Я удивилась, но промолчала, поняв, что помощника у меня теперь точно не будет. Потому что (вот парадокс!) я прекрасно справлялась со своей работой и сама, о чем свидетельствовали благодарственные «служебные» в мой адрес, постоянно украшавшие нашу «Доску объявлений». А как известно, «кто везет, того и погоняют». К хорошему быстро привыкают, как к должному.
На первой смене мне иногда, делая большое одолжение, подчитывала секретарша, еще реже – кто-то из корреспондентов. Но всё это случалось крайне редко. Всё это было, скорее, сродни «хорошей мине при плохой игре».
Мне бы возмутиться… Да что толку? Кому предъявлять претензии? Главной редакторше – замотанной женщине, которая работала тоже одна за двоих: за себя и за вечно отсутствовавшего заведующего отделением? И отвечала не только за творческий процесс и ошибки горе-корреспондентов, но и должна была проследить за тем, какие дорожки постелили в длинном коридоре и почему не вкрутили новую лампочку перед входом в нашу контору взамен перегоревшей? И работать и руководить, как ни в чем не бывало, зная, что в коллективе есть недоброжелатель и аноним, накатавший на нее «телегу» в обком партии…

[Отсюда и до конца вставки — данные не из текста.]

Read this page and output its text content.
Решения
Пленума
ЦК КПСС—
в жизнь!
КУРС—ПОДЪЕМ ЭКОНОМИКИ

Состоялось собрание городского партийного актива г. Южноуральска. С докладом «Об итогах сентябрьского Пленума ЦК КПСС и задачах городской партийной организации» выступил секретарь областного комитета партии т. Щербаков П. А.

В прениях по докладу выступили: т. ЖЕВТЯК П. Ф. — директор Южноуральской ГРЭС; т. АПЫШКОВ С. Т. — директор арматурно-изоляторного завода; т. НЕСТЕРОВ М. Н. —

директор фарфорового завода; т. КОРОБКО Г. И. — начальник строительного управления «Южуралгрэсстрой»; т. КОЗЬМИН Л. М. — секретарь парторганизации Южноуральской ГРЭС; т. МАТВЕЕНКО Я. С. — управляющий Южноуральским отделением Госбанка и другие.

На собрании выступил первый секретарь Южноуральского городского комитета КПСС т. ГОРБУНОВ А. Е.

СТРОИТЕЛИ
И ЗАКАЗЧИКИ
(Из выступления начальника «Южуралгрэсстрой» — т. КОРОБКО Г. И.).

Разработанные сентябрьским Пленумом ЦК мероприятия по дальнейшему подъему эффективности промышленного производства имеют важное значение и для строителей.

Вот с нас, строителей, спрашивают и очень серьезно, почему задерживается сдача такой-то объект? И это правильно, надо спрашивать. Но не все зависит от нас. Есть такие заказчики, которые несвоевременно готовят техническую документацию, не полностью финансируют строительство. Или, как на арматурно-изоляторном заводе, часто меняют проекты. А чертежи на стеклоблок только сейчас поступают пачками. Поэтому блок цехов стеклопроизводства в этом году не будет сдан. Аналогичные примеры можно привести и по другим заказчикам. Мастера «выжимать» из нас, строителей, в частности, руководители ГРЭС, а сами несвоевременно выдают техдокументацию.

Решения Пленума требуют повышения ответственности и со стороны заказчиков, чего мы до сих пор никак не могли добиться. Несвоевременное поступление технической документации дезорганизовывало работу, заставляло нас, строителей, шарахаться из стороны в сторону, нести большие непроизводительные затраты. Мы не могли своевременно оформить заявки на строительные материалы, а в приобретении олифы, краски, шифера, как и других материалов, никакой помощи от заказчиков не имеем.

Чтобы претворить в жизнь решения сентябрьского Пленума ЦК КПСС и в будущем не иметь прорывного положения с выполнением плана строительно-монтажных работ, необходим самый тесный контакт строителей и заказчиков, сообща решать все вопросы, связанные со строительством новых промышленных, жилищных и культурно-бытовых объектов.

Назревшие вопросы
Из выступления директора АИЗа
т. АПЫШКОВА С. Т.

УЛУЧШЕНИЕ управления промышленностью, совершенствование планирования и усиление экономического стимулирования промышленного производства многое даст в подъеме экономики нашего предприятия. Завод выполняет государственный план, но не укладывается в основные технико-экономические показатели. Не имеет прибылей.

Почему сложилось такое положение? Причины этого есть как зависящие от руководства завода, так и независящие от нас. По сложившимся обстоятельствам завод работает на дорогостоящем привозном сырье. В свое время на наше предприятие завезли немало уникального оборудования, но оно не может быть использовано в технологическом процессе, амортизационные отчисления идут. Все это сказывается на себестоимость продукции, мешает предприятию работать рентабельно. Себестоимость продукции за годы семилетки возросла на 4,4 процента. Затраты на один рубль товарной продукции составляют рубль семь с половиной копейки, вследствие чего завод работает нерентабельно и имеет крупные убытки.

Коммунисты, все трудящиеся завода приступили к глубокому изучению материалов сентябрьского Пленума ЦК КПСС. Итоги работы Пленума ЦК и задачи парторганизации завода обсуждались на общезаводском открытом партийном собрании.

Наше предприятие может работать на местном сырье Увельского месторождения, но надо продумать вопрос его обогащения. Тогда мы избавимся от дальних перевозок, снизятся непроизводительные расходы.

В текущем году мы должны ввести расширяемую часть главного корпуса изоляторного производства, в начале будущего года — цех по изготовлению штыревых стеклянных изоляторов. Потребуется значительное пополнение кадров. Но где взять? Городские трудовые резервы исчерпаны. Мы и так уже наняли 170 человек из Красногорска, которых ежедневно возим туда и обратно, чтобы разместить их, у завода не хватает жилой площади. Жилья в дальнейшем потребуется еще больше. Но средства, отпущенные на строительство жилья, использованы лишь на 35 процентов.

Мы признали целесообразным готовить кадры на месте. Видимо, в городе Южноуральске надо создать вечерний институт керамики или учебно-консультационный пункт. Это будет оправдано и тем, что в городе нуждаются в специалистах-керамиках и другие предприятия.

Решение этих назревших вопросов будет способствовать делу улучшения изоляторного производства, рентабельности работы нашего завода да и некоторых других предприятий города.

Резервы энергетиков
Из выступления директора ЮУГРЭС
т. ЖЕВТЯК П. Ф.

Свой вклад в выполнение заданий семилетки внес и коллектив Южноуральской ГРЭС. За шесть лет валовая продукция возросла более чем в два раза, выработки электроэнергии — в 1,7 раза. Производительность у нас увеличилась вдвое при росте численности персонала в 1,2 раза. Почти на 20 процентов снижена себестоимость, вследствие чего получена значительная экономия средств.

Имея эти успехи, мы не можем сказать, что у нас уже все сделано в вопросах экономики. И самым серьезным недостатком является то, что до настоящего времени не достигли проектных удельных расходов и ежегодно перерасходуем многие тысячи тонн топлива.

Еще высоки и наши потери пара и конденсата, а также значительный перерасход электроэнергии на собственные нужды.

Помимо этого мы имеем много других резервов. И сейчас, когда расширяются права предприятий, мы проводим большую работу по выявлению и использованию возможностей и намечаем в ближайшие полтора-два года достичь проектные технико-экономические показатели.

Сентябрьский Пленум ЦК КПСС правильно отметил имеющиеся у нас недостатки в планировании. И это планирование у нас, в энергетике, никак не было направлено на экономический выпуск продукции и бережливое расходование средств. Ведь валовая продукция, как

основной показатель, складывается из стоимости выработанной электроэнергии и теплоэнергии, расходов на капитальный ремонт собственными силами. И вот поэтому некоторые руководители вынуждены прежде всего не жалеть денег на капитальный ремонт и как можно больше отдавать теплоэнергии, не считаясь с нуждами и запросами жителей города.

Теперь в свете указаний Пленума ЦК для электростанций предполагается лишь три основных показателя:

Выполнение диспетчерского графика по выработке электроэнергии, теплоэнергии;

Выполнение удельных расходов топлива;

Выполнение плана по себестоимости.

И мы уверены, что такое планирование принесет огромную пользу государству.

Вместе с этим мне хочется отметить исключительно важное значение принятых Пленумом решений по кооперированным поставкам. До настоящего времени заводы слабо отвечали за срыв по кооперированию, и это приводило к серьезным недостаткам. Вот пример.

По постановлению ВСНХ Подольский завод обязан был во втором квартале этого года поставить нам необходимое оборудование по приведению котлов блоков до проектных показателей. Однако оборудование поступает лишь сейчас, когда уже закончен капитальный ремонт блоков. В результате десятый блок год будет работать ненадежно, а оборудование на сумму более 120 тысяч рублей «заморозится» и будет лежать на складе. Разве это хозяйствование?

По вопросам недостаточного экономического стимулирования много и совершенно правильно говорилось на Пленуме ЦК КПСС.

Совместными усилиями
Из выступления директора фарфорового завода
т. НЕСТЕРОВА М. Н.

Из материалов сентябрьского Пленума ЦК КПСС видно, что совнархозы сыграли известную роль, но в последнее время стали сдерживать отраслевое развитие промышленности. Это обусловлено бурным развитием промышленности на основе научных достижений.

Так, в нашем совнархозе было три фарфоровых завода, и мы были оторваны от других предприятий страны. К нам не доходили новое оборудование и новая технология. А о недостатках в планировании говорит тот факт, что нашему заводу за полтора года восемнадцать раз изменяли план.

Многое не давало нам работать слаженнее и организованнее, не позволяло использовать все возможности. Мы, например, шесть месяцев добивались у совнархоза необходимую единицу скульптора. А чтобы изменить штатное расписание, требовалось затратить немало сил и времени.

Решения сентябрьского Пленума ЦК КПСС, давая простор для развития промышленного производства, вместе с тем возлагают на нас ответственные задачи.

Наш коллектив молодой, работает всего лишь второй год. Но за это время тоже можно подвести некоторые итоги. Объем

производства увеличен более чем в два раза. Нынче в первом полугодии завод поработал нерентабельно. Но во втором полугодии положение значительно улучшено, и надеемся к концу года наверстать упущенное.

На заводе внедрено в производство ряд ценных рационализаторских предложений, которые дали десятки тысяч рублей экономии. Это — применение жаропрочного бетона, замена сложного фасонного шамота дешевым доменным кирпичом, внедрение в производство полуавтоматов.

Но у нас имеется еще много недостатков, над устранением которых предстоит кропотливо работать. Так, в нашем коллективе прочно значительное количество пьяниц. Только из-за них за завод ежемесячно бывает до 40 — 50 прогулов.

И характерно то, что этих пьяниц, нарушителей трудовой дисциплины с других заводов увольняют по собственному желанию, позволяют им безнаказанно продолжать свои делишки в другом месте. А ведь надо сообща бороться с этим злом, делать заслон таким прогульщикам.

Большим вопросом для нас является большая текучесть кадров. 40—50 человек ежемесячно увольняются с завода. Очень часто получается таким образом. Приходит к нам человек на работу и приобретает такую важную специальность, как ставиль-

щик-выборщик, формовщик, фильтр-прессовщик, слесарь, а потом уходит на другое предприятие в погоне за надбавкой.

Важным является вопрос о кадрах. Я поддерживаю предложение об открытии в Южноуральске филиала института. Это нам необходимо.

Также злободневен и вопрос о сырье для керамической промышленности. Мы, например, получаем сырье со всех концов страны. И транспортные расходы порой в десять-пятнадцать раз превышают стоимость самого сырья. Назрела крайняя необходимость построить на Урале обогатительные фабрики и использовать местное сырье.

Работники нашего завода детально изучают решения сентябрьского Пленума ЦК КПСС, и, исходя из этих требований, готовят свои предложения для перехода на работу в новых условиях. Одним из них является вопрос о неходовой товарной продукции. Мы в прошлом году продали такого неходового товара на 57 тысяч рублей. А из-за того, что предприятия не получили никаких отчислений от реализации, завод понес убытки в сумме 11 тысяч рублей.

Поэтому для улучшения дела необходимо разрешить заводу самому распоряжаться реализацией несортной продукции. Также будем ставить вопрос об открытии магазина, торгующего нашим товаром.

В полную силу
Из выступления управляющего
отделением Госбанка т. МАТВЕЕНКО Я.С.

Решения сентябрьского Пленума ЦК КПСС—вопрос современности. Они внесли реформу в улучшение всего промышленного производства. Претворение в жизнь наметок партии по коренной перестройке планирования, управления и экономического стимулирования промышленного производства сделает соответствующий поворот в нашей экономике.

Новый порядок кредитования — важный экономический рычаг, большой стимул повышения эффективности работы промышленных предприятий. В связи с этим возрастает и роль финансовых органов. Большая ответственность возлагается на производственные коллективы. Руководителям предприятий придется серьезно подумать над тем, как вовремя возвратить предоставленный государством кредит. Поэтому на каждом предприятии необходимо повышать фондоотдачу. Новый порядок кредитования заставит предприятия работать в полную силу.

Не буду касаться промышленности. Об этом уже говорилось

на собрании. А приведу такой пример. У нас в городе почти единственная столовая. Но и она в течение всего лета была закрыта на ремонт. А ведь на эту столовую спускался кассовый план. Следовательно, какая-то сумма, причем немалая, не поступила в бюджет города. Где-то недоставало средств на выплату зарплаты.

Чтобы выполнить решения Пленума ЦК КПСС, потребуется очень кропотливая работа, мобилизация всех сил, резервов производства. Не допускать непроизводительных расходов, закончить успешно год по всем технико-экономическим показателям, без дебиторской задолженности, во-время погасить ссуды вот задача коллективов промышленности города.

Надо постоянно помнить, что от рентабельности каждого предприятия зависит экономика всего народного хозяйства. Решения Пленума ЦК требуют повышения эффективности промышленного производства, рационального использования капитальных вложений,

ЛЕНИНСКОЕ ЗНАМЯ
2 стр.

В нашем коллективе было принято отмечать юбилеи. Отмечали многим. Но именно после ее торжества, поздравлений и застолья, нашелся мерзавец, который пожаловался в обком, что, мол, нехорошо употреблять спиртные напитки в рабочее время и всё в таком духе…(как-будто сам тоже не пил и не ел вместе со всеми за тем же столом!)
Думаю, она знала, кто это сделал. Я тоже подозревала кое-кого… Короче, под каждой крышей свои мыши. А то и крысы… Ну, и кому, зная все эти обстоятельства, было предъявлять претензии?
Я закусила губу и засучила рукава, как говорится. Зато маленькая и злая бухгалтер Роза ходила победительницей, гордо и злорадно поглядывая на меня. Работала-то я за двоих, а зарплату получала за одного. Значит, была ежемесячная экономия денежных средств. А уж какие «дыры» предполагалось заткнуть этой экономией – не знаю. Но прорехи в хозяйстве всегда найдутся.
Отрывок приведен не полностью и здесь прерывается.